“Soft Power” emerged among renewed international dialogues about the global intimacies at the centre of institutional, colonial powers. But the exhibition didn’t present the relational aesthetics of art history past, which predominantly comprised the perspectives of white men and formalist aesthetic philosophies that could be considered inaccessible to portions of racialized communities. Instead, “Soft Power” concerned itself with the realities of Black folks, Indigenous peoples and people of colour from around the world: those most imperilled by continued environmental degradation and colonial expansion for the extraction of resources.
In fact, it was Tanya Lukin Linklater’s presence in the exhibition that convinced me to visit. It was especially inspiring to see Lukin Linklater’s video The treaty is in the body (2017)—which features a gathering of Omaskeko Cree families in North Bay to consider how Indigenous perspectives on treaty manifest through the body—in such a large show and at a prominent public museum. Placing Cree conceptions of treaty in conversation with a collective of peoples internationally contending with systemic oppression related to the rule of capitalism, colonialism and white supremacy provided the exhibition with a subversive framework for undercutting institutional colonial powers.
What would it mean for Indigenous understandings of treaty to actually welcome and encompass individuals who have been displaced by global colonialism? I think of communities like those referred to in Pratchaya Phinthong’s sculpture Spoon (2019), a mosaic of silver pools of lead and tin shaped into a single circular sculpture. Spoon references the communities of peoples from Laos, one of the most heavily bombed areas in the world, in the village of Ban Napia, in the province of Xieng Khouang. There, locals make spoons by melting down the metal of unexploded bombs dropped by US forces between 1964 and 1973, transforming weapons from the West meant to harm them into objects that nourish Laotian life. Elsewhere in the exhibition, intimate portrayals humanized peoples often made faceless by the racist, fear-mongering rhetoric that circulates in nations such as the United States. One example was Tuan Andrew Nguyen’s four-channel video The Specter of Ancestors Becoming (2019), in which Vietnamese Senegalese participants create imagined conversations with and between their parents or grandparents.
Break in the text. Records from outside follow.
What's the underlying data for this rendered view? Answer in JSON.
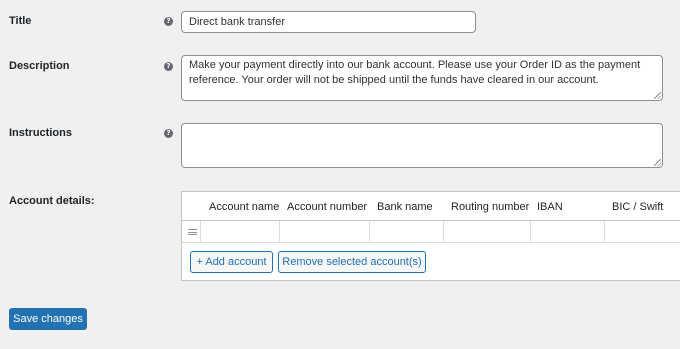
{
  "fields": {
    "title": {
      "label": "Title",
      "value": "Direct bank transfer"
    },
    "description": {
      "label": "Description",
      "value": "Make your payment directly into our bank account. Please use your Order ID as the payment reference. Your order will not be shipped until the funds have cleared in our account."
    },
    "instructions": {
      "label": "Instructions",
      "value": ""
    }
  },
  "help_glyph": "?",
  "account_details": {
    "label": "Account details:",
    "columns": [
      "Account name",
      "Account number",
      "Bank name",
      "Routing number",
      "IBAN",
      "BIC / Swift"
    ],
    "add_label": "+ Add account",
    "remove_label": "Remove selected account(s)"
  },
  "save_label": "Save changes",
  "icons": {
    "help": "help-circle-icon",
    "drag": "drag-handle-icon"
  },
  "colors": {
    "accent": "#2271b1",
    "background": "#f0f0f1",
    "border": "#8c8f94"
  }
}
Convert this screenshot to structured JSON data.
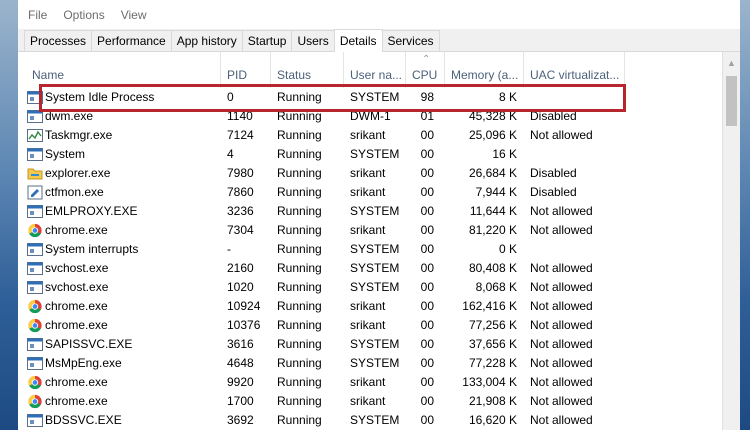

One part of the video was shot shakily, in dark tones, and closely framed the faces of a couple arguing about whether they should migrate from their home. The techniques used to film and edit the conversation—as well as the film’s presentation, in which four screens surrounded viewers, insisting that they observe one another to observe the conversations—added to the anxious feelings evoked while watching the film.
“Soft Power” also delved into complex issues of landlessness and the violent extraction of bodies by global systems of colonialism throughout history, such as the transatlantic slave trade. Hassan Khan’s installation The Infinite Hip-Hop Song (2019) used an algorithm to play an endlessly evolving song museum visitors could listen to on headphones. It is Khan’s message I want to evoke to summarize “Soft Power”: we (those represented in “Soft Power”) are not singular, faceless, nameless, othered global peoples. We are distinct cultures and peoples from places all over the world who have borne the brunt of colonialism on our bodies. Despite this, because of this, we are growing new forms of expression, joy, love, beauty and art, ever with our eye on destroying an empire.